Der Schrei entreißt sich so unerwartet meiner Kehle, dass nicht nur der Schatten vor mir, mich wieder auf den Boden fallen lässt, sondern auch ich zusammenzucke und beinah den Schmerz, der durch mein Steißbein fährt, ignorieren kann.

Aber ehe ich mich zu sehr damit beschäftigen kann, springe ich wie von selbst auf. Mein Körper ist voll und ganz in den Fluchtmodus übergegangen und will sich nur noch retten.

„Ashton! Du verschissener, dummer Junge!", fährt der Schatten mich an und ich stocke. Meine Beine laufen noch weiter, aber ich drehe mich um und sehe den Schatten weiter zwischen den grünen und braunen Flecken, die sehr wahrscheinlich Pflanzen sind, direkt auf mich zukommen.

Bleib stehen, du Idiot!

Fall doch noch einmal auf die Fresse!

Als diese zwei Sätze durch meinen Kopf schießen, graben sich meine Füße in den Boden. Ich schlittere ein paar Zentimeter auf den Blättern nach vorn, aber dann stehe ich einfach nur da.

„Endlich."

Ich kneife die Augen zusammen und versuche den Schatten scharf zu stellen.

Der Schatten tritt auf seinem Weg zu mir in das Sonnenlicht und endlich bekommt er Farbe, wenn auch nicht viel. Aus dem schwarzen Körper wird etwas Blaues, das Gesicht färbt sich Rosa und ich kann schwarze Haare erkennen.

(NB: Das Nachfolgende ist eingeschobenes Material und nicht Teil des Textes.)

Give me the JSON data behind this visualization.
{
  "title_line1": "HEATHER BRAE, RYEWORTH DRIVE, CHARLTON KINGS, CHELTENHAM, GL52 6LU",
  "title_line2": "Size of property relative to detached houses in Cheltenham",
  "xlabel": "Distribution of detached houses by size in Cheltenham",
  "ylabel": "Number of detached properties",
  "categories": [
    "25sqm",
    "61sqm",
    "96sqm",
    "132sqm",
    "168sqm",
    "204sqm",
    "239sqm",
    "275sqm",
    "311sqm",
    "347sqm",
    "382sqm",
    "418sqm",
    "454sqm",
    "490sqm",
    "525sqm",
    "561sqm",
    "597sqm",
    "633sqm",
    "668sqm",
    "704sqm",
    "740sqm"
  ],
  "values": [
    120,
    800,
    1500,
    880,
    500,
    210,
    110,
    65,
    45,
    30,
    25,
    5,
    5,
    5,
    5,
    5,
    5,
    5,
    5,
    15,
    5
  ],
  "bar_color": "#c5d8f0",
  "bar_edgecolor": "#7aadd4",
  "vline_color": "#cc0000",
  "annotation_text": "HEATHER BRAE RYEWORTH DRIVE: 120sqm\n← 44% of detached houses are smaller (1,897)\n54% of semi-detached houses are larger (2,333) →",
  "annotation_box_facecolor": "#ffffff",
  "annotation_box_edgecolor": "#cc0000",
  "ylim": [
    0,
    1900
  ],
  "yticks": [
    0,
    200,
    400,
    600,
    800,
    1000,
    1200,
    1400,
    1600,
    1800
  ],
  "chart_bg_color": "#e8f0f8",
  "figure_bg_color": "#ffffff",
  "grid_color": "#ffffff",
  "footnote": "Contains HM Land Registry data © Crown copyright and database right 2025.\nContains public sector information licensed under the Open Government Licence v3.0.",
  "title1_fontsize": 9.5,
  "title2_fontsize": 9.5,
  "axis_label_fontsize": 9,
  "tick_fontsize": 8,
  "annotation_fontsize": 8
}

Idiot! Idiotenkind! Warum muss ich immer die größten Volltrottel abbekommen?

„Mr Splint?", frage ich und mir bleibt der Mund offenstehen.

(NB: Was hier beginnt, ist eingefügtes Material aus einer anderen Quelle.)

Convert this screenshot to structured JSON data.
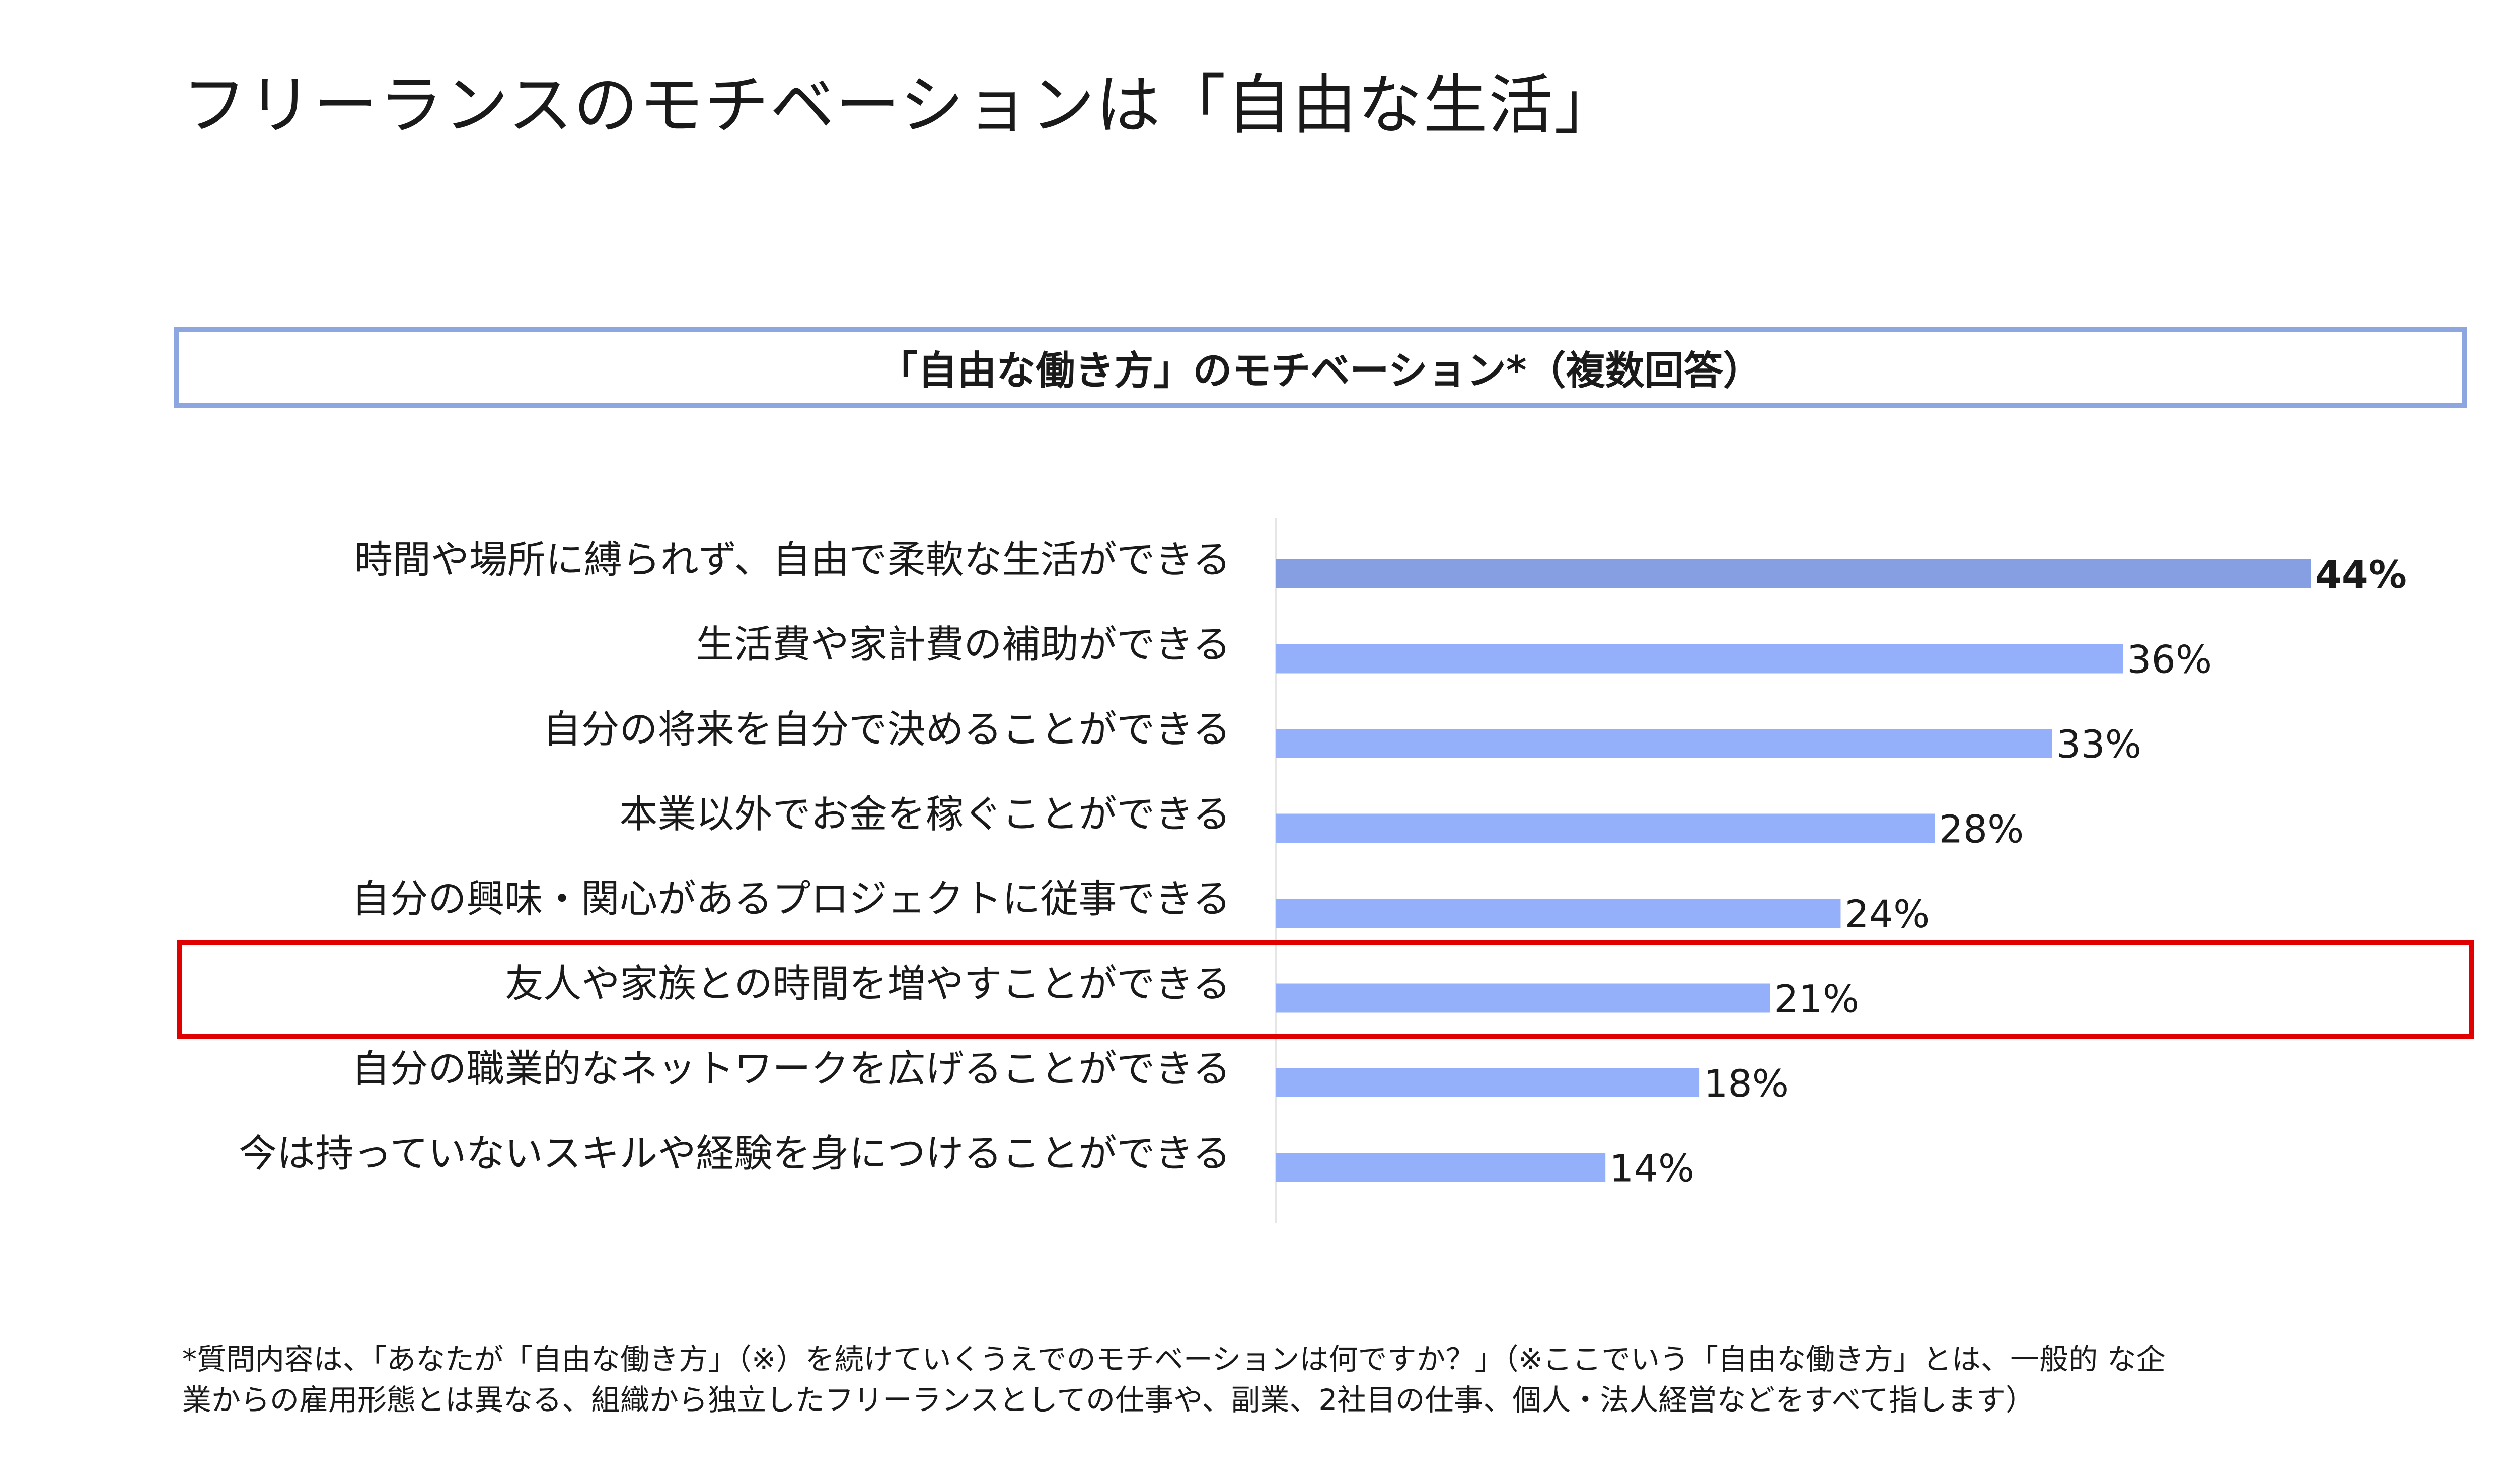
{
  "title": "フリーランスのモチベーションは「自由な生活」",
  "subtitle": "「自由な働き方」のモチベーション*（複数回答）",
  "chart_data": {
    "type": "bar",
    "orientation": "horizontal",
    "categories": [
      "時間や場所に縛られず、自由で柔軟な生活ができる",
      "生活費や家計費の補助ができる",
      "自分の将来を自分で決めることができる",
      "本業以外でお金を稼ぐことができる",
      "自分の興味・関心があるプロジェクトに従事できる",
      "友人や家族との時間を増やすことができる",
      "自分の職業的なネットワークを広げることができる",
      "今は持っていないスキルや経験を身につけることができる"
    ],
    "values": [
      44,
      36,
      33,
      28,
      24,
      21,
      18,
      14
    ],
    "value_labels": [
      "44%",
      "36%",
      "33%",
      "28%",
      "24%",
      "21%",
      "18%",
      "14%"
    ],
    "unit": "%",
    "xlim": [
      0,
      50
    ],
    "grid": false,
    "emphasized_index": 0,
    "highlighted_index": 5,
    "colors": {
      "bar": "#94b0fb",
      "bar_emphasized": "#869fe3",
      "highlight_border": "#e00000",
      "subtitle_border": "#8ea6e0",
      "axis_line": "#e6e6e6"
    }
  },
  "footnote": {
    "line1": "*質問内容は、「あなたが「自由な働き方」（※）を続けていくうえでのモチベーションは何ですか？」（※ここでいう「自由な働き方」とは、一般的 な企",
    "line2": "業からの雇用形態とは異なる、組織から独立したフリーランスとしての仕事や、副業、2社目の仕事、個人・法人経営などをすべて指します）"
  }
}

„Wer denn sonst?", knurrt der Ältere mir entgegen: „Oder hab ich mich in der letzten halben Stunde so verändert, dass Sie mich nicht mehr erkennen?"

„I-Ich...", stottere ich und schaue um mich, dann auf den Boden, wo ich auch nicht mal meine eigenen schwarzen Sneaker von dem braunen Waldboden unterscheiden kann.

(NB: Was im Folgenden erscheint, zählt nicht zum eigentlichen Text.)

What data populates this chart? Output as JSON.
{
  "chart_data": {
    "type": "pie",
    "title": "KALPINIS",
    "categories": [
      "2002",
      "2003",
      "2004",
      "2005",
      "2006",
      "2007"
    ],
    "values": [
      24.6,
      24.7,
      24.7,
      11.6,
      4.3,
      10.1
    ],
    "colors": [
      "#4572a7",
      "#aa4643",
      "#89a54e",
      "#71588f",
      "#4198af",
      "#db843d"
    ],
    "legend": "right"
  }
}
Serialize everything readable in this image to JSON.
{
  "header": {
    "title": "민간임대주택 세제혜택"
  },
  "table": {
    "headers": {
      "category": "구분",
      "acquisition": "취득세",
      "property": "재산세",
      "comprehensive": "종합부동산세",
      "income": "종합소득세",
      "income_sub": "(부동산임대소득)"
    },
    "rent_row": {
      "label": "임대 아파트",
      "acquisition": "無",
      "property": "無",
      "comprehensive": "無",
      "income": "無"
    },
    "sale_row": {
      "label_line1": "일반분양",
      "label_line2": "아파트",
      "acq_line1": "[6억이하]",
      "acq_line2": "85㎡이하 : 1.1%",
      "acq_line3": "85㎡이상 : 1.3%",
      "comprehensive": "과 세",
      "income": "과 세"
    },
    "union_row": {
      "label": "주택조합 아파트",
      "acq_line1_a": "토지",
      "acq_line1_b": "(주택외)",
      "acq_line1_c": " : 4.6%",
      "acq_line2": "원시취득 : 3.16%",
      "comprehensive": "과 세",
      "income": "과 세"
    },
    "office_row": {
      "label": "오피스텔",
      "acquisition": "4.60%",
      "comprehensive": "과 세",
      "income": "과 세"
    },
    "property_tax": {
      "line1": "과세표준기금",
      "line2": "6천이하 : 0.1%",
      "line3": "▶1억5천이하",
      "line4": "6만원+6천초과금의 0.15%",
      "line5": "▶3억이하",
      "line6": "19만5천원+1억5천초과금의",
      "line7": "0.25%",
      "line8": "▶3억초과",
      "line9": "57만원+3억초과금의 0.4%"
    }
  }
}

„Ich sehe nicht viel... Meine Brille..."

Von meinem Lehrer ist nur ein schweres Seufzen zu hören.

„Verloren? Wo?"

„Vorhin irgendwo... Da wo... wo ich losgerannt bin", gestehe ich leise.

Herr Gott im Himmel, mir ist ja schon so einiges passiert... aber noch nie ist jemand so panisch vor mir weggerannt.

Ich kann sehen, dass er sich einen Moment lang gar nicht rührt und ich wage es zu behaupten, zu fühlen, wie er mich mit stechendem Blick mustert.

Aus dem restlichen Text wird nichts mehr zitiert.